Your opinion: Are those raised as Witnesses more likely to end up godless?

by under_believer 33 Replies latest jw friends

  • under_believer
    under_believer

    Was thinking about this the other day and wanted to get your (yes: your) opinion. I find myself slipping farther and farther down the agnostic scale in my thinking--it's possible that I'll end up an atheist.

    My suspicion is that because I was raised being taught that all other religions are false, that I came to the conclusion that if the Witnesses don't have "The Truth" then nobody does. At this point I gotta say, I don't see any good arguments to convince me of God's existence, and it's hard for me to imagine any.

    On the other hand, I see a lot of ex-Witnesses who were Witness converts going back to their previous religion, or a new one.

    Do you think that ex-Witnesses who were raised as Witnesses are more likely to be irreligious after they exit?

  • TopHat
    TopHat

    NOT YET!

  • daystar
    daystar

    More likely than who? Than people who drop out of other religions?

  • Athanasius
    Athanasius

    I was raised a JW and until I left the Watchtower in 1984 didn't know any other religion. However, my departure from the JWs didn't turn me against God or religion. Though my spiritual journey took me to a number of religions, I became an Episcopalian in 1991 and still attend Church services.
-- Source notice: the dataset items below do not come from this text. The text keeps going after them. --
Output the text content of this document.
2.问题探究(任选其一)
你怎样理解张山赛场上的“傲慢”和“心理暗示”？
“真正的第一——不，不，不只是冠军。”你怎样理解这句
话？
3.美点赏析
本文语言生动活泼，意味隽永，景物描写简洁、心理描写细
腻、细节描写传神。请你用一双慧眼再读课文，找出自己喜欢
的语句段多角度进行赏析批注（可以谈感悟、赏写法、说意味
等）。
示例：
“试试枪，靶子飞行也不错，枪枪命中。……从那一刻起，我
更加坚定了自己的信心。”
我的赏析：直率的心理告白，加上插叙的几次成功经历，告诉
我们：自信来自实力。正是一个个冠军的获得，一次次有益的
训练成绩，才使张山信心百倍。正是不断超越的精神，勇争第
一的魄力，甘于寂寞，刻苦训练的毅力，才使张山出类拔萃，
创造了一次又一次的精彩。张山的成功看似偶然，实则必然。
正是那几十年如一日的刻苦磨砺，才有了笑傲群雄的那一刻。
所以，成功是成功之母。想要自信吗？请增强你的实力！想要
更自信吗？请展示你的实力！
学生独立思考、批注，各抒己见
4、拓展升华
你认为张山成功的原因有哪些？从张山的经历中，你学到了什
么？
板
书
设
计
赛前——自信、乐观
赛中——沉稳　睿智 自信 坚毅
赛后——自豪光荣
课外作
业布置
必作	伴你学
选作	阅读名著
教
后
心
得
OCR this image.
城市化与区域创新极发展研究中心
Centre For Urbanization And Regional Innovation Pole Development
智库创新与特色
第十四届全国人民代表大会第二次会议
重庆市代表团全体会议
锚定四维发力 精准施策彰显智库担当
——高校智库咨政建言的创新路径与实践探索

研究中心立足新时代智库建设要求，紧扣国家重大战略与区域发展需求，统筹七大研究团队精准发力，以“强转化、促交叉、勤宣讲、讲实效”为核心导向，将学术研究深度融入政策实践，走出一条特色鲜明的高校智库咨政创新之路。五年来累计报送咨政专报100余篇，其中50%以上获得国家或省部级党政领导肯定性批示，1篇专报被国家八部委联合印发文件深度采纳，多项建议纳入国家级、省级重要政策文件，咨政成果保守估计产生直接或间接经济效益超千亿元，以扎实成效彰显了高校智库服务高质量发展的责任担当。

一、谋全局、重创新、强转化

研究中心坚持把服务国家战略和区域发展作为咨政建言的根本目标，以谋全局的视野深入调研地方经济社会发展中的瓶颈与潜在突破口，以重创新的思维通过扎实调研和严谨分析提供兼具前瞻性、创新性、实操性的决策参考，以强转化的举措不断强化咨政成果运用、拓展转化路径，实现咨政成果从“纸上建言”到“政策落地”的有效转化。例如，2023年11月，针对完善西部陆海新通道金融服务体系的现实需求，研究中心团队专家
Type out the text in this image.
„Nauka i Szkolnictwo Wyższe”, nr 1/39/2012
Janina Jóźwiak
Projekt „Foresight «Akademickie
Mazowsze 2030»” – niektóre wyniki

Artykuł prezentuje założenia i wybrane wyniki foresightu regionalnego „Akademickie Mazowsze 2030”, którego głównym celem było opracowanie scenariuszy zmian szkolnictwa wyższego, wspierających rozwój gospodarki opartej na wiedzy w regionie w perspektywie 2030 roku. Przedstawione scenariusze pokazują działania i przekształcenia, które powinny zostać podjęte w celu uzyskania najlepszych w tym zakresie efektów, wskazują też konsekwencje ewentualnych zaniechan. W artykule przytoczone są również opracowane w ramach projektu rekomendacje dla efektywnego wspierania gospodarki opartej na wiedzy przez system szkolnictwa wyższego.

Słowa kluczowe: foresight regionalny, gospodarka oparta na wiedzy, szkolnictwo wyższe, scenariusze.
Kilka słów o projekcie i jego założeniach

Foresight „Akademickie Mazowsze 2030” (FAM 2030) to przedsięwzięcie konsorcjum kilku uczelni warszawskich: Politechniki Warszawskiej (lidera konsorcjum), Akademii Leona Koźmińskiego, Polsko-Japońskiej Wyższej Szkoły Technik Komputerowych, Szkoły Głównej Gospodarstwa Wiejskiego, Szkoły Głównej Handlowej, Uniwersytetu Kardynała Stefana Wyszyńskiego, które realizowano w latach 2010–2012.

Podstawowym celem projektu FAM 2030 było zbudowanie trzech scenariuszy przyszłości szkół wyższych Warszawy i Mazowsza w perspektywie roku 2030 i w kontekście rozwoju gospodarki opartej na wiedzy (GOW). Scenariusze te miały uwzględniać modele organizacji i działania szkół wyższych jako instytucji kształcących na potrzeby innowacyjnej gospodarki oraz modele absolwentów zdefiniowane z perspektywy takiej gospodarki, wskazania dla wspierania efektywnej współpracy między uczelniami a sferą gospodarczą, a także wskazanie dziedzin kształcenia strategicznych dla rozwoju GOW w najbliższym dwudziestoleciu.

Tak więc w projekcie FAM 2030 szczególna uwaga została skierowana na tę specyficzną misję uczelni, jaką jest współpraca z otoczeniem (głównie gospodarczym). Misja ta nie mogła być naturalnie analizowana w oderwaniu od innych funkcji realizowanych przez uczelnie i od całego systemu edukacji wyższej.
    But I know others who were raised in the JW religion have had a different experience.

  • AK - Jeff
    AK - Jeff

    My journey to date is not a godless one. I consider myself an 'Unchurched Christian' at this point. The effect of the Watchtower indoc on me has been a greater fear of committment for sure - and a lack of interest really, in organized relgion. But God is still a part of my life and thinking.

    Jeff

  • 144001
    144001

    I was born into the "truth," and I've had enough religious programming for ten lifetimes, thanks. I see no evidence that god exists or, that if he/she/it does, that the bible was inspired by he/she/it.

  • veradico
    veradico

    I definitely relate to what you’re saying. As a Witness, I was free to analyze and criticize other religions as long as I focused on their flaws, and, once I made the first steps toward freedom, I found that being a JW had in many ways trained me to start analyzing the JW religion. However, as I stopped believing the Watchtower, their condemnatory perspective on other faiths and traditions was one of the first things I questioned. I found that Catholicism, Buddhism, Islam, Hinduism, Taoism, and various philosophies all have wonderful, beautiful, and useful insights. But, as I learn more about religions and philosophies, I find them all both more enjoyable and less believable, in the sense of compelling my absolute assent. Instead of coming to the conclusion that objective and universal moral laws, incorporeal beings, or even I myself exist, I tend to view all normative claims as conventional and useful, spirits as products of the imagination, and my sense of self as a emergent byproduct of the cognitive system in my brain. Of course, I can’t live as an absolute skeptic, so if I feel like behaving as if God exists (for example, when I read a beautiful devotional poem, see an impressive cathedral, or hear an inspirational hymn), that’s how I behave. I don’t think we can ever know anything with absolute certainty, but even this conviction is not certain enough to be a belief. Some people claim to really know that God exists. Maybe they’re correct.

  • Little Drummer Boy
    Little Drummer Boy

    I suppose that since being a member of the borg is so traumatic, when one leaves there might tend to be a backlash that causes a person to examine the bible more critically than your typical Sunday church-goer. This can lead to the belief the the bible isn't word-for-word inspired, which leads to other questions and research. This is what happened in my case and why I am now 100% firmly planted in the evolution/there is no god of the bible camp. Not that I don't think that there couldn't be some spiritual force, just not one as is classified by any of the organized religions in our world.

  • Narkissos
    Narkissos
    I find myself slipping farther and farther down the agnostic scale in my thinking--it's possible that I'll end up an atheist.

    Someday you might even drop calling that "slipping down" and change your nickname to over_unbeliever...

    If some international perspective is of any help, I'd answer: more likely than the average American maybe, certainly not more likely than the average Western European.

  • under_believer
    under_believer

    Thank you for the answers so far--I actually find them to be somewhat comforting. Nice play on my handle, Narkissos...

    To clarify, the question I meant to ask was "Are ex-Witnesses who were raised as Witnesses more likely to be godless than ex-Witnesses who converted to the Watchtower?"

    But all answers on this subject, whether they answer that question or not, are appreciated. veradico, in particular, highlights the direction I've been going lately--definitely nihilistic and perhaps slipping dangerously close to classic Descartean Idealism... wherein the only assertion that cannot be doubted is "cogito, ergo sum."

    I can come up with all kinds of plausible scenarios that allow for the existence of a Creator (though not the vain, silly biblegod we find in the Old Testament Bible as we have it today--sorry YHWH) but what I can't find in any of them is verifiability, falsifiability, or indeed proof that such a Creator actually wants something from me.